Cette notice biographique doit être considérée comme un document provisoire fondé sur les archives et témoignages connus à ce jour. Vous êtes invité à corriger les erreurs qui auraient pu s’y glisser et/ou à la compléter avec les informations dont vous disposez (en indiquant vos sources).

En hommage à Roger Arnould (1914-1994), Résistant, rescapé de Buchenwald, documentaliste de la FNDIRP qui a initié les recherches sur le convoi du 6 juillet 1942.
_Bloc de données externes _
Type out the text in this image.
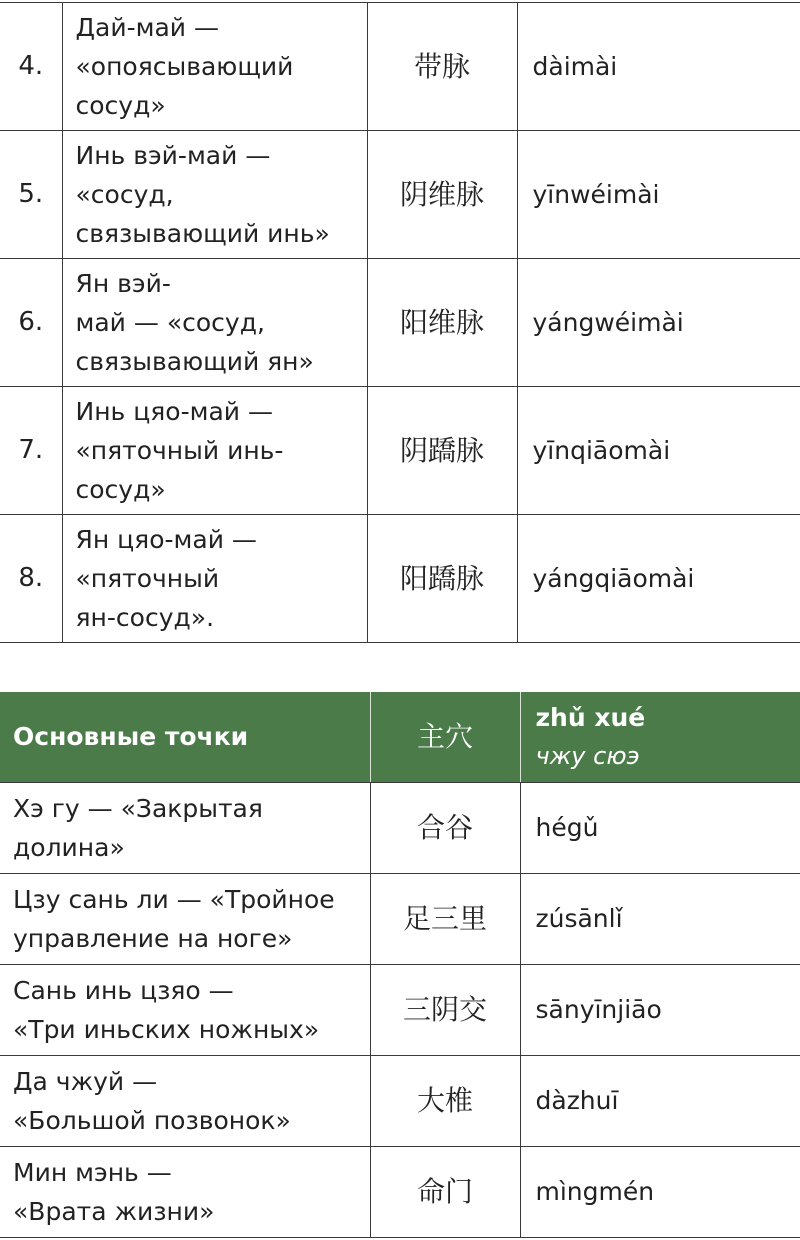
4.	Дай-май —
«опоясывающий
сосуд»	带脉	dàimài
5.	Инь вэй-май —
«сосуд,
связывающий инь»	阴维脉	yīnwéimài
6.	Ян вэй-
май — «сосуд,
связывающий ян»	阳维脉	yángwéimài
7.	Инь цяо-май —
«пяточный инь-
сосуд»	阴蹻脉	yīnqiāomài
8.	Ян цяо-май —
«пяточный
ян-сосуд».	阳蹻脉	yángqiāomài
Основные точки	主穴	zhǔ xué
чжу сюэ

Хэ гу — «Закрытая
долина»	合谷	hégǔ

Цзу сань ли — «Тройное
управление на ноге»	足三里	zúsānlǐ

Сань инь цзяо —
«Три иньских ножных»	三阴交	sānyīnjiāo

Да чжуй —
«Большой позвонок»	大椎	dàzhuī

Мин мэнь —
«Врата жизни»	命门	mìngmén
[1] Levallois-Perret : jusqu’à la loi du 10 juillet 1964, cette commune fait partie du département de la Seine, qui inclut Paris et de nombreuses villes de la “petite couronne”, dont la “ceinture rouge” des municipalités dirigées par des maires communistes (transfert administratif effectif en janvier 1968).

 [2] L’hôpital d’Auschwitz : en allemand Krakenbau (KB) ou Häftlingskrakenbau (HKB), hôpital des détenus.
Dans Si c’est un Homme, Primo Lévi utilise l’abréviation “KB”.
Mais les « 31000 » et Charlotte Delbo – qui ont connu l’hôpital de Birkenau – ont utilisé le terme « Revier » : « abréviation de Krakenrevier, quartier des malades dans une enceinte militaire. Nous ne traduisons pas ce mot que les Français prononçaient révir, car ce n’est ni hôpital, ni ambulance, ni infirmerie. C’est un lieu infect où les malades pourrissaient sur trois étages. », Le convoi du 24 janvier, Les Éditions de Minuit, 1967, p. 24.

[2] Différence de date de décès avec celle inscrite sur les actes d’état civil en France : Dans les années qui ont suivi la guerre, devant l’impossibilité d’obtenir des dates précises de décès des déportés, mais soucieux d’établir les documents administratifs nécessaires pour le versement des pensions aux familles, les services français d’état civil – dont un représentant officiait au ministère des Anciens combattants en se fondant sur diverses sources, parmi lesquelles le témoignage approximatif des rescapés – ont très souvent fixé des dates fictives : le 1er, le 15, le 30, le 31 du mois, voire le jour (et le lieu !) du départ.

Concernant Paul Monnet, c’est le 15 janvier 1943 qui a été retenu pour certifier son décès. Leur inscription sur les registres d’état civil rendant ces dates officielles, certaines ont quelquefois été gravées sur les monuments aux morts.